Objective:  

Objective: To report clinical, imaging and genetic findings in a case of ARSACS from India

Background: ARSACS was described initially from Quebec, Canada, and later from few other countries, but there is no clinical report of a genetically proven case from India. We report a case from Western India with typical clinical and imaging features, that was subsequently found to harbor a novel duplication in the SACS gene.

Methods: Clinical, imaging and genetic descriptive Case report

Results: A 12-year old boy presented with difficulty walking and poor balance since age 4, mild delay in reaching motor milestones and poor scholastic performance. Family history was negative , with no parental consanguinity. Extraocular movements were abnormal with saccadic pursuit, and normal saccades. Speech had a spastic and ataxic quality. Dysmetria and ataxia were present in upper limbs. Gait was ataxic, with difficulty walking tandem. Pes cavus was present. Deep tendon reflexes were absent in legs.  Biochemical workup for alternative causes of ataxia was negative, as was gene testing for FA.  MRI showed cerebellar superior vermian atrophy [Figure 1], linear ‘striped’ pontine hypointensities [Figure 2], and thickened middle cerebellar peduncles. EMG showed severe axonal and demyelinating neuropathy in all limbs, with absent SNAPs in legs, reduced CMAPs and low velocities. Funduscopic examination revealed myelinated nerve fibers radiating from optic disc and embedding retinal vessels. [Figure 3] Optical coherence tomogram showed thickening of retinal nerve fiber layer.

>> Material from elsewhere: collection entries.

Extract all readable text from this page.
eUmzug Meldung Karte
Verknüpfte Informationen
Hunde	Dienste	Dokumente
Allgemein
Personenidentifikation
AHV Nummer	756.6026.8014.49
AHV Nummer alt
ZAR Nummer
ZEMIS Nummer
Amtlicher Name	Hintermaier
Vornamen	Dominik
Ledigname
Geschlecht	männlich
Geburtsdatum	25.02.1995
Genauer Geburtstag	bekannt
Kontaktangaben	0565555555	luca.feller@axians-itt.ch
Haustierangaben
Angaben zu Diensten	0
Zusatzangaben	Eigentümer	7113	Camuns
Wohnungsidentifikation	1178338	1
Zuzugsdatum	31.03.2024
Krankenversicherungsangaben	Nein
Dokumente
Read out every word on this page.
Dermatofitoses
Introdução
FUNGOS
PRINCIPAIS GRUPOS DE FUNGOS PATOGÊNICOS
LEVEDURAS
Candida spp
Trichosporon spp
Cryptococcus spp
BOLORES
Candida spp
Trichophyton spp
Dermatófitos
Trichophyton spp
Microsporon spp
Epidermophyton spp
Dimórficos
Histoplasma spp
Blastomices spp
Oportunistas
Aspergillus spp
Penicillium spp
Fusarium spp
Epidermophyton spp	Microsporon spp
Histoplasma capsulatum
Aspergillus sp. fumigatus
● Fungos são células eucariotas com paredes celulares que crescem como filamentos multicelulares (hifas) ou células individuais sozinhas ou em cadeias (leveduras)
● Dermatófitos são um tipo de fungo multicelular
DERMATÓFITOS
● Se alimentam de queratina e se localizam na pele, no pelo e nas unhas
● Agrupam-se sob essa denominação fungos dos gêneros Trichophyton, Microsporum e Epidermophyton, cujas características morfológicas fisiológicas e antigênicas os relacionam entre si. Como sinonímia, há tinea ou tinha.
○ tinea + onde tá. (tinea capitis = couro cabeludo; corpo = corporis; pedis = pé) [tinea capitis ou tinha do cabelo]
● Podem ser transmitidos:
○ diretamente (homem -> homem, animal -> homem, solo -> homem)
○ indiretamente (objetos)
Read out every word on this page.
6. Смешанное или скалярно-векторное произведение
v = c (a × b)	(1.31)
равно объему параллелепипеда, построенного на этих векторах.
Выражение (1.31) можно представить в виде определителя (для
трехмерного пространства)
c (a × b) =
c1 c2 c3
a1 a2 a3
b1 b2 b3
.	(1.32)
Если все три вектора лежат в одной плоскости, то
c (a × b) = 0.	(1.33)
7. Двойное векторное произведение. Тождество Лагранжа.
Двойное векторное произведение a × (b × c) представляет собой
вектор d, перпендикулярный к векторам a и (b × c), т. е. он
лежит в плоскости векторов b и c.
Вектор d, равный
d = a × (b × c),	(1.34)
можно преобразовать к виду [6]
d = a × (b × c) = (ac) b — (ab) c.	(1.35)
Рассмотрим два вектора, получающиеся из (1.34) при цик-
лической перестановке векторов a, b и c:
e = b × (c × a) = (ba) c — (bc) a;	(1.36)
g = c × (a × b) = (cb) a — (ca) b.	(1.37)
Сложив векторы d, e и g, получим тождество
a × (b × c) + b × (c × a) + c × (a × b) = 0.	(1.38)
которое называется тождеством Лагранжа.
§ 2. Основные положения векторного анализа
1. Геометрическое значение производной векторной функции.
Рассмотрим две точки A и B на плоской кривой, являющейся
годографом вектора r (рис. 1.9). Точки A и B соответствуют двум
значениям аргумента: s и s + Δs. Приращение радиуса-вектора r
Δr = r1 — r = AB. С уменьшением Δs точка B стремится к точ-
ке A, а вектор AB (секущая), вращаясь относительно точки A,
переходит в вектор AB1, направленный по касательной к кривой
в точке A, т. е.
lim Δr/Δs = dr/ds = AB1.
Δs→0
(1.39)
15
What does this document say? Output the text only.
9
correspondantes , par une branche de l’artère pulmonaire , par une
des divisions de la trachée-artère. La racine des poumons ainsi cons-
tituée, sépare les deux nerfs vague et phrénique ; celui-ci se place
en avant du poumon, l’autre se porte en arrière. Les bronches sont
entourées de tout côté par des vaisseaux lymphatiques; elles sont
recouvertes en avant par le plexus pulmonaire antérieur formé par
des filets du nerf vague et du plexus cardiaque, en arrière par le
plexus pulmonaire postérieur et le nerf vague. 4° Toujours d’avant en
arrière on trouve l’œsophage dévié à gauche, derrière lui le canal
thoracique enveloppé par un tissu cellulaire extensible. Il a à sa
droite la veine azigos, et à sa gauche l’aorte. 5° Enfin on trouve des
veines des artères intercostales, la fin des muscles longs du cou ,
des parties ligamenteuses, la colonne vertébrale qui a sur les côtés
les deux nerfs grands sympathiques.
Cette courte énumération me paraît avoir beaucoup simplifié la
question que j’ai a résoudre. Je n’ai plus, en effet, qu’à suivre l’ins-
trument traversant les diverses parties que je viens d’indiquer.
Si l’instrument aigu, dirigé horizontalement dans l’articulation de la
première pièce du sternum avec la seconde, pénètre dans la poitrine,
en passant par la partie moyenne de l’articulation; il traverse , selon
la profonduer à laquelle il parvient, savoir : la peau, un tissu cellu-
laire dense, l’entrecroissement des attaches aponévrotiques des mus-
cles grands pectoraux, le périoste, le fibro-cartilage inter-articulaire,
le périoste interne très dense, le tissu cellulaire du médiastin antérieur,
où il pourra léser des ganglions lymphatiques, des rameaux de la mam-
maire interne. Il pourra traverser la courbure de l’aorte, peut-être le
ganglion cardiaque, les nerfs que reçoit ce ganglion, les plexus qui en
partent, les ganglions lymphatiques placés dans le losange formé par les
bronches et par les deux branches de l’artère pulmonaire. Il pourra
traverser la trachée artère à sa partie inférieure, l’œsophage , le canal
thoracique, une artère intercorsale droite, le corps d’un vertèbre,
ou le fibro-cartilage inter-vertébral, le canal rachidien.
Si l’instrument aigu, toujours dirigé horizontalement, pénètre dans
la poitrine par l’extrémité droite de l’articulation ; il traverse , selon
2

            Targeted gene testing for a SACS gene mutation showed a homozygous four base pair duplication in exon 10 of the gene (chr13:23906322-23906325dupTCAC; Depth: 419x) that resulted in a frameshift and premature truncation of the protein 2 amino acids downstream to codon 3898 (p.Asp3898GlufsTer2; ENST00000382298) that was of pathogenic significance. The parents were both heterozygous for the same four-base pair duplication, providing further proof of pathogenicity.

Conclusions: This first clinical and genetically confirmed report of Indian ARSACS reinforces the view that this rare inherited ataxia has a typical, possibly unique combination of clinical, electrophysiologic, and imaging findings that can alert clinicians to the diagnosis in young-onset recessive ataxia.

References:

1. Duquette A, Brais B, Bouchard JP, Mathieu J. Mov Disord. Clinical presentation and early evolution of spastic ataxia of Charlevoix-Saguenay. 2013 Dec;28(14):2011-4.
2. Martin MH, Bouchard JP, Sylvain M, St-Onge O, Truchon S. Autosomal recessive spastic ataxia of Charlevoix-Saguenay: a report of MR imaging in 5 patients. AJNR Am J Neuroradiol. 2007 Sep;28(8):1606-8.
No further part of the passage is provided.